Since 1976 he has been a member of the Academy of Arts, Berlin; he is also a member of the Akademie der Wissenschaften und der Literatur, Mainz and the Deutsche Akademie für Sprache und Dichtung, Darmstadt. In 2003 he was elected president of the Berlin Academy but left the presidency in December 2005 because of disagreements with the academy's senate about public relations.

Muschg lives in Männedorf near Zürich. His estate is archived in the Swiss Literary Archives in Bern.

== Awards ==
- 1968 Conrad Ferdinand Meyer Prize
- 1974 Hermann-Hesse-Literaturpreis
- 1984 Zürich Literature Prize
- 1990 Carl Zuckmayer Medal
- 1993 Ricarda-Huch-Preis
- 1994 Georg Büchner Prize
- 1995 Vilenica International Literary Prize
- 2001 Grimmelshausen-Preis
- 2017 Prize of the Internationale Hermann-Hesse-Gesellschaft
- 2025 European Prize for Political Culture

== Works ==

- Im Sommer des Hasen, 1965
- Gegenzauber, 1967
- Fremdkörper, 1968
- Rumpelstilz.

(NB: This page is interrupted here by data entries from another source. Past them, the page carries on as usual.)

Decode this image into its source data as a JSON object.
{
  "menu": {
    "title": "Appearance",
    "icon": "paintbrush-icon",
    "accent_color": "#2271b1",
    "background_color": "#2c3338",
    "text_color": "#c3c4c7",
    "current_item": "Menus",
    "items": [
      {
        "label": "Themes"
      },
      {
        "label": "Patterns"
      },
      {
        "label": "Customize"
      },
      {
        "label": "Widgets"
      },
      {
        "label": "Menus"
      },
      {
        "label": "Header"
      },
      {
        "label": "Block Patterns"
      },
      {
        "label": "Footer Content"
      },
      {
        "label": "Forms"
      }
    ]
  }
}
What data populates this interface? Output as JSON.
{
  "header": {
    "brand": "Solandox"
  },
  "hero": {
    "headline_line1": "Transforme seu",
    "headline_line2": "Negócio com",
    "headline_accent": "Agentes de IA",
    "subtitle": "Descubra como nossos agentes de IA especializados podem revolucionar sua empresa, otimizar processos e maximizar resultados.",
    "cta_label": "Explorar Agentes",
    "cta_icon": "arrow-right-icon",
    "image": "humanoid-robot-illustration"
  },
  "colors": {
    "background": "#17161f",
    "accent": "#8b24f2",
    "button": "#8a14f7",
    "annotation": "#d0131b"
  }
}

Ein kleinbürgerliches Trauerspiel, 1968
- Mitgespielt, 1969
- Papierwände, 1970
- Die Aufgeregten von Goethe. Ein politisches Drama, 1971
- Liebesgeschichten, 1972
- Albissers Grund, crime novel, 1974
- Entfernte Bekannte, 1976
- Kellers Abend. Ein Stück aus dem 19. Jahrhundert, 1976
- Noch ein Wunsch, 1979
- Baiyun oder die Freundschaftsgesellschaft, 1980
- Leib und Leben, 1982
- Das Licht und der Schlüssel. Erziehungsroman eines Vampirs, novel, 1984
- Goethe als Emigrant, 1986
- Der Turmhahn und andere Lebensgeschichten, 1987
- Der Rote Ritter. Eine Geschichte von Parzival, 1993
- Herr, was fehlt euch? Zusprüche und Nachreden aus dem Sprechzimmer eines heiligen Grals, 1994
- Nur ausziehen wollte sie sich nicht, 1995
- Die Insel, die Kolumbus nicht gefunden hat. Sieben Gesichter Japans, 1995
- O mein Heimatland!, 1998
- Sutters Glück, 2001
- Das gefangene Lächeln. Eine Erzählung, 2002
- Gehen kann ich allein und andere Liebesgeschichten, 2003
- Der Schein trügt nicht. Ueber Goethe, 2004
- Eikan, du bist spät, 2005

=== Other works ===
- Gottfried Keller, biography, 1977
- Wenn Auschwitz in der Schweiz liegt, 1997

== Voice recordings ==
- Baiyun oder die Freundschaftsgesellschaft; Läufer und Brücken – eine unveröffentlichte Erzählung. Ausschnitte aus der Lesung in Hoser's Buchhandlung am 4. Oktober 1979 (Hoser's Buchhandlung, Stuttgart, ohne Nummer) (1 LP) ISBN 3-921414-05-9

== Literature ==
- Judith Ricker-Abderhalden (ed.): Über Adolf Muschg. Suhrkamp, Frankfurt am Main 1979, ISBN 3-518-10686-4.
- Renate Voris: Adolf Muschg. C.H. Beck, Munich 1984. ISBN 3-406-30165-7.
- Manfred Dierks (ed.): Adolf Muschg. Suhrkamp, Frankfurt 1989, ISBN 3-518-38586-0.
- Andreas Dorschel: 'Tüchtig nach Hause geleuchtet', in Süddeutsche Zeitung, nr 103 (5 May 2004), p. 16.
- Rüdiger Schaper: 'Wer im Glashaus schwitzt. Akademie-Präsident Adolf Muschg gibt auf', in: Der Tagesspiegel, nr 19047 (16 December 2005), .
- Alexandre Mirlesse: En attendant l'Europe (Rencontre avec Adolf Muschg). La Contre Allée, Lille 2009, ISBN 978-2-917817-01-8.